I have my dream team--the group of friends and acquaintances who I know could achieve that level of awesomeosity in gaming creatively--but can only ever get a couple of them in the same games due to geography.

Love it. Keep up the good gaming and continue sharing! ;)
 

Sounds like fun!

Reminds me of the time my PCs found a cursed door in one part of the dungeon and a pack of trolls they couldn't handle in another part of the dungeon. I honestly intended both to serve as "stop signs." Instead, they figured out a very clever way to lure the trolls into bashing down the cursed door (which permanently made the trolls small). After that, they basically wiped up the now three foot tall trolls. That's what I get for having smart players.
 

In a recent session we cooked a Calzone Golem over an open fire. :D

Later, in the same adventure, my minotaur fighter beat the mouse wizard king with a large wheel of cheese.

My current DM is ... creative.
 




It was a few years ago, but I had some fun once fighting a dragon that was strafing a boat flotilla. I was a water genasi assault swordmage, and whenever the dragon attacked a PC I'd teleport into the air, hit it, then fall and splash into the water. Didn't really do that great a job of 'defending' since I wasn't really punishing the thing (I could never manage to climb out of the water fast enough to reach the thing before it flew off), but it did let me quite effectively keep up with the bastard.
 

In our last PF game, the group was facing a quasit/summoner with a nigh-unhittable AC, DR 5, fast healing and invisibility at will power. While it was doing relatively little damage, the party could sense this was going to be long, dragged-out fight.

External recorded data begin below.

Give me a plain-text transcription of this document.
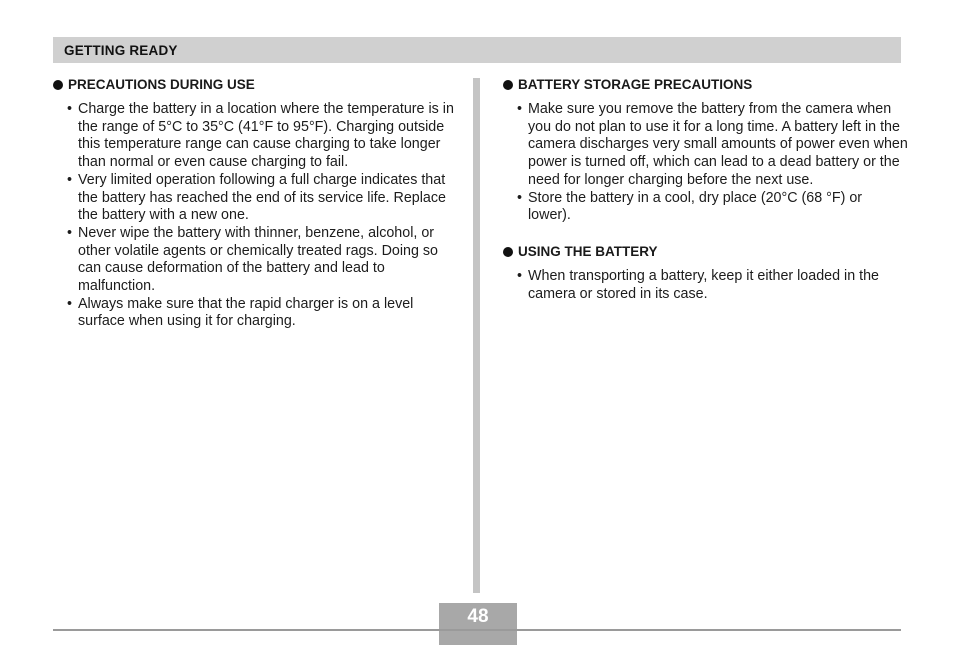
GETTING READY
PRECAUTIONS DURING USE
• Charge the battery in a location where the temperature is in the range of 5°C to 35°C (41°F to 95°F). Charging outside this temperature range can cause charging to take longer than normal or even cause charging to fail.
• Very limited operation following a full charge indicates that the battery has reached the end of its service life. Replace the battery with a new one.
• Never wipe the battery with thinner, benzene, alcohol, or other volatile agents or chemically treated rags. Doing so can cause deformation of the battery and lead to malfunction.
• Always make sure that the rapid charger is on a level surface when using it for charging.
BATTERY STORAGE PRECAUTIONS
• Make sure you remove the battery from the camera when you do not plan to use it for a long time. A battery left in the camera discharges very small amounts of power even when power is turned off, which can lead to a dead battery or the need for longer charging before the next use.
• Store the battery in a cool, dry place (20°C (68 °F) or lower).
USING THE BATTERY
• When transporting a battery, keep it either loaded in the camera or stored in its case.
48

During part of the fight, the party summoner's eidolon was hit with a fear spell from the quasit, and dismissed the eidolon rather than watch it go running down the halls. Partly by luck, he summoned a celestial war dog to replace it. Its scent ability helped track it down when the quasit went invisible, but there was still the problem of hitting, and by now the party's main fighter had been poisoned by the quasit.

The quasit had retreated into the air over a 3' deep pool in the room to avoid melee attacks when the party was hit by inspiration. The group's halfling successfully taunted the quasit to come after her, and, with the celestial dog 'pointing' out the quasit's location, they grappled the little beasty and pinned it under the pool, drowning the little hellion.

They were quite satisfied with their creative defeat of their enemy.